5 réponses à “Quelle différence un président peut faire !

  1. Intéressante analyse, mais attention tout de même à ne pas idéaliser le cas islandais. La dévaluation de la couronne pose notamment d’énormes problèmes pour l’Islande (dévaluation, contrôle des capitaux, surendettement).

    Cf cet article : http://boilingfrogs.info/2012/05/10/dark-side-iceland-revival/

    • C’est ce que dit Mitchell :

      Je ne suggère pas que l’Islande est entièrement paradisiaque. Loin de là.

      Mais entre trimer pour améliorer la situation, et trimer pour ne jamais en voir le bout, le choix est vite fait. Merci pour le commentaire et pour le lien. Les prêts hypothécaires indexés sur des monnaies étrangères devraient faire défaut aussi, ou au moins être désindexés.

  2. Je découvre votre site et il me plait, hop dans mes liens recommandés…

    Je partage complètement votre avis sur le courage des Islandais ; mais je ne suis pas sûr que la Grèce devrait et pourrait faire pareil…
    A contrario de la Grèce, la balance commerciale islandaise était déjà excédentaire avant leur défaut et la dévaluation de leur monnaie ne fait que booster un peu plus ce que les autres viennent acheter chez eux, ce qui devrait les conduire à aller de mieux en mieux… Tout le problème, c’est que la Grèce n’a « rien à vendre » et que ce n’est pas en sortant de l’euro qu’elle deviendra pour autant une pompe à investissements…

    • Merci pour les compliments, ça me fait très plaisir.

      La Grèce a à vendre, notamment ses armateurs. Elle avait et a encore une des plus grosses flottes commerciales du monde, malgré la petitesse de son pays. D’autres industries peuvent (re)devenir compétitives. Quelle est l’alternative ? Une vie de rentier pour les quelques uns qui sont encore branchés sur l’eurosystème et la récession jusqu’au post-apocalytpisme pour les autres ?

  3. Bah, ce ne sont pas les armateurs grecs qui emploient principalement des équipages étrangers esclavagés qui vont donner plus de boulot aux Grecques… même la manutention est en train d’échapper à ce pays par l’implantation d’unités portuaires tenues exclusivement par des Chinois…

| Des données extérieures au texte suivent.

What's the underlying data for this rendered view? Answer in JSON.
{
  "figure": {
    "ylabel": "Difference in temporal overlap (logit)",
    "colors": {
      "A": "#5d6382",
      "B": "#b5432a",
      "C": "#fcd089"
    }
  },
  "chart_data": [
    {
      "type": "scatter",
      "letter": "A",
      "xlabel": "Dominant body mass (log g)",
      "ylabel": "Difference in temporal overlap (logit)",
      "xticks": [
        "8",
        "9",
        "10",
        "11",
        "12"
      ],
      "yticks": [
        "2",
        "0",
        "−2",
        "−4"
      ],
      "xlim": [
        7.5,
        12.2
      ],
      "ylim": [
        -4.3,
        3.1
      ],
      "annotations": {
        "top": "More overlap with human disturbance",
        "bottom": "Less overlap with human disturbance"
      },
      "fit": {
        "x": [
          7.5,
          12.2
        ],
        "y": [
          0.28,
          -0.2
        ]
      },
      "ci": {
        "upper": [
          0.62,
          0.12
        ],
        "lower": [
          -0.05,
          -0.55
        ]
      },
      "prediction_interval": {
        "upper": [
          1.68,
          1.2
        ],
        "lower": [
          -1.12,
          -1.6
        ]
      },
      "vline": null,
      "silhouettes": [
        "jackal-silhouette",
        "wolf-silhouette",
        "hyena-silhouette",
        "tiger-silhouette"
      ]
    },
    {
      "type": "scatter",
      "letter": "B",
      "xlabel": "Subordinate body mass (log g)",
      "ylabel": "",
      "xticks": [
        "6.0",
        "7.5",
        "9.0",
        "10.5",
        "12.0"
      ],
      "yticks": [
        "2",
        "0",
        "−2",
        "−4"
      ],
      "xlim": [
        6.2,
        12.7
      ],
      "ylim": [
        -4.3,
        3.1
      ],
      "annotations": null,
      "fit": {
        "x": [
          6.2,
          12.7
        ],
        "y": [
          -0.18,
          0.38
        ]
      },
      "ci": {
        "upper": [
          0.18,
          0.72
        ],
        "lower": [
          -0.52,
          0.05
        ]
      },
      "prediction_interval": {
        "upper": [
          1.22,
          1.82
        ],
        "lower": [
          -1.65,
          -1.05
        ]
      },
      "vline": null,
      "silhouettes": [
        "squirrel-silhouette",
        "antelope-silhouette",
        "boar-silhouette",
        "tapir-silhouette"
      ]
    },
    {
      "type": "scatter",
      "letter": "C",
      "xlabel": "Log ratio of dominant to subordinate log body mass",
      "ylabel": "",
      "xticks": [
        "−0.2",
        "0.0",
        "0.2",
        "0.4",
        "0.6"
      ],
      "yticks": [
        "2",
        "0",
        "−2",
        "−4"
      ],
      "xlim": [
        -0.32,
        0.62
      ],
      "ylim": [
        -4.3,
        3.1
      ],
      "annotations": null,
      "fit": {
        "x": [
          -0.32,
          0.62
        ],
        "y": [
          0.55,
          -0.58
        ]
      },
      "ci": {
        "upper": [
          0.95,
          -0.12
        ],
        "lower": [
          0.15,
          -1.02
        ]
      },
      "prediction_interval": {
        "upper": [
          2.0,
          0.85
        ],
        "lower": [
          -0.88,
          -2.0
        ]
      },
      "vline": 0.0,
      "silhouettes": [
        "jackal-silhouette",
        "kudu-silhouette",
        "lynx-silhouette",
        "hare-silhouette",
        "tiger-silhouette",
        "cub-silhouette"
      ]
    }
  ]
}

    Quelle est l’alternative pour la Californie et tant d’autres États fédéraux US qui sont en faillite ? Pour autant, ça ne leur viendrait pas à l’idée de créer leur propre monnaie et de sortir du dollar…
    La Grèce, c’est le symptôme le plus visible d’un système global qui ne fonctionne pas et sortir de l’Euro ne résoudra en rien leurs problèmes, puisque le contexte monétaire, de concurrence internationale et de financiarisation resteront identiques…
    Les solutions sont ailleurs, tel que j’essaye de le démontrer sur mon blog… et en attendant que le système global soit réformé (ou s’effondre sur lui-même), il y a de multiples solutions locales pour prendre le système à son propre jeu… au final et en tout état de cause, nous ne pourrons pas faire l’économie de remettre en cause nos modèles de croissance, ainsi que toutes les « libéralisations » des marchés, tel que vous le pointez par ailleurs sur votre site.